I don’t understand the reason to write a different changeset for each database statement. Why to put different ids over the same author and the same install/update/rollback activity?

In software version control like svn, I think the changes done by a developer are referred to unique id. These changes can affect to many methods, many classes and many files but while they are committed in the same activity, they always have the same ID.
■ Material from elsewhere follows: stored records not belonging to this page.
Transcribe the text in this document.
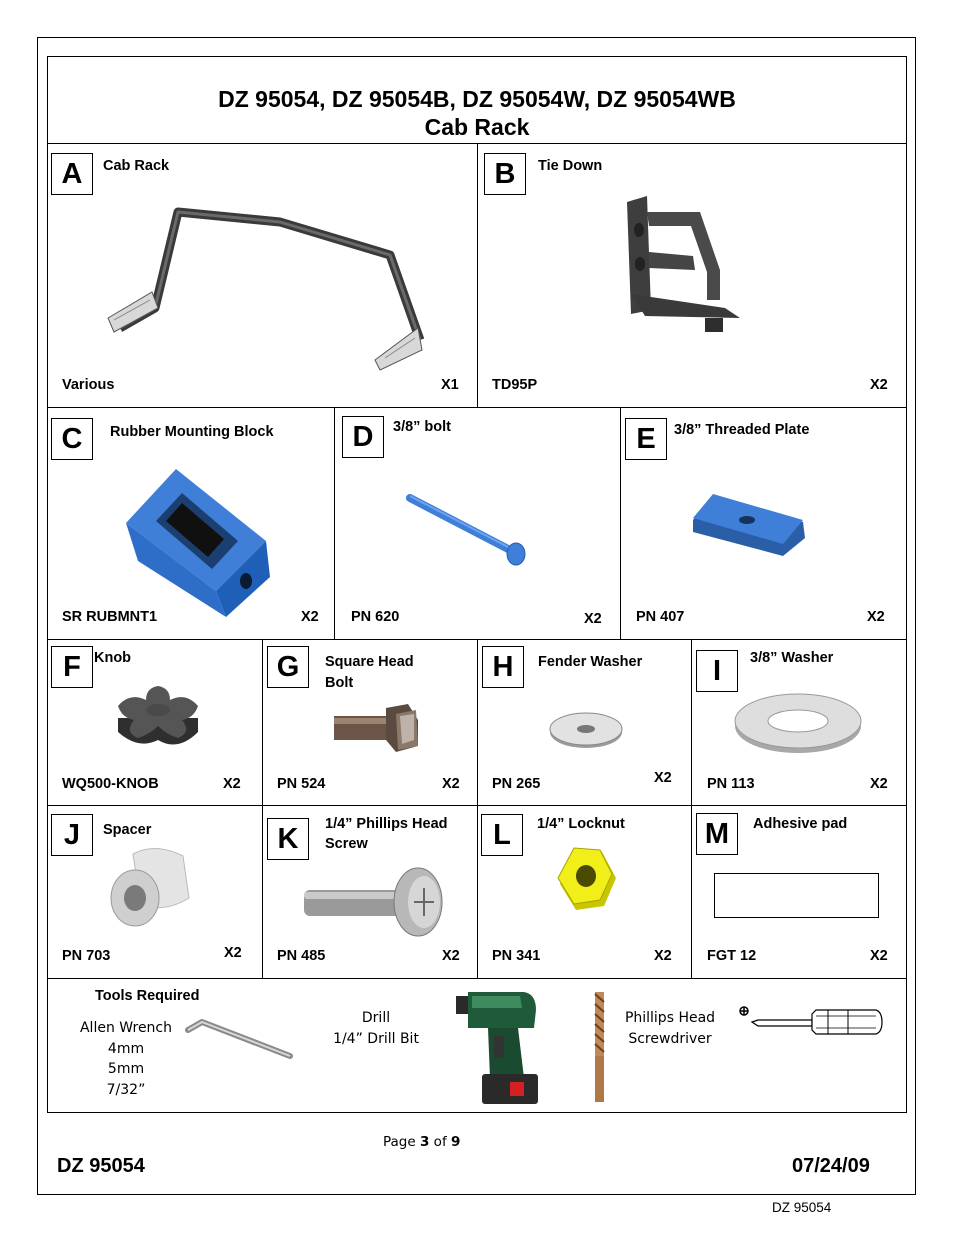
DZ 95054, DZ 95054B, DZ 95054W, DZ 95054WB
Cab Rack
A	Cab Rack
Various	X1
B	Tie Down
TD95P	X2
C	Rubber Mounting Block
SR RUBMNT1	X2
D	3/8” bolt
PN 620	X2
E	3/8” Threaded Plate
PN 407	X2
F Knob
WQ500-KNOB	X2
G	Square Head
Bolt
PN 524	X2
H	Fender Washer
PN 265	X2
I	3/8” Washer
PN 113	X2
J	Spacer
PN 703	X2
K	1/4” Phillips Head
Screw
PN 485	X2
L	1/4” Locknut
PN 341	X2
M	Adhesive pad
FGT 12	X2
Tools Required
Allen Wrench
4mm
5mm
7/32”
Drill
1/4” Drill Bit
Phillips Head
Screwdriver
Page 3 of 9
DZ 95054	07/24/09
DZ 95054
In my case, I use liquibase Ant tasks to install/update/rollback a DDL software unit and I need to do all the changes (sometimes hundreds of statements) in a transaction, when I use generateChangeLog (to generate liquibase file over hibernate mappings) and diffDatabaseToChangeLog, these processes generate changeSets with theirs different id for each statement.

Problems:

  • It’s very awful and error-prone to generate sql script (updateDatabase / rollbackFutureDatabase) with lots of changes on databasechangelog table.
  • If a DBA wants to view and optimize the generated sql file, I think he is confused to observe each databasechangelog statement (with its different id) and this situation obligates DBA to know about liquibase operation.
  • The databasechangelog table is left in awful and confused state. The table is filled with tens or hundres of rows with only one activity. In my case, I only want to annotate the activity with a simple databasechangelog row (author = DDL software unit name, id = version of the software unit, filename = any).
  • LiquiBase attempts to execute each changeSet in a transaction that is committed at the end, but I want to do all the activity in a transaction, not each statement.

My solution:
To put a option in the liquibase ant tasks (generateChangeLog / diffDatabaseToChangeLog) to can choose the two options:

  • only one changeset for all the activity.
  • a changeset per statement.

The limit of what should be in a changeset is what can be contained in a single transaction.  Each changeset tries to run as a single transaction with the following flow:

  1. start transaction
  2. run all changes
  3. insert into databasechangelog
  4. commit transaction

That works fine until you get the transaction auto-committing during step #2.  For example, if you have a changeSet with two create tables and for some reason the second create table fails, you will be in a state (on most databases) where your liquibase updates will always fail because table 1 has been created in the database and so the create table change will fail, but it cannot be marked as ran because the second table is not created.

If your changes are not auto-committing (normally just insert/update/delete statements) you can include as many of them as you want in your changeSet, and you often want to include many to perform them atomically.  But for generated changelogs, we don’t want to assume what operations are atomic and which are not.  I was thinking that the generateChangeLog actually collapses the insert tags into a loadData tag from csv in a single changeSet, and there should not be any update or delete statements generated.

Does that make sense?

Nathan

Sorry, I am a noob in database.

I didn’t know DDL statements (CREATE - DROP - ALTER) are auto-committed so I didn’t understand why a set of DDL statements cannot be in the same changeSet.

Now, all is clear for me.

Many thanks.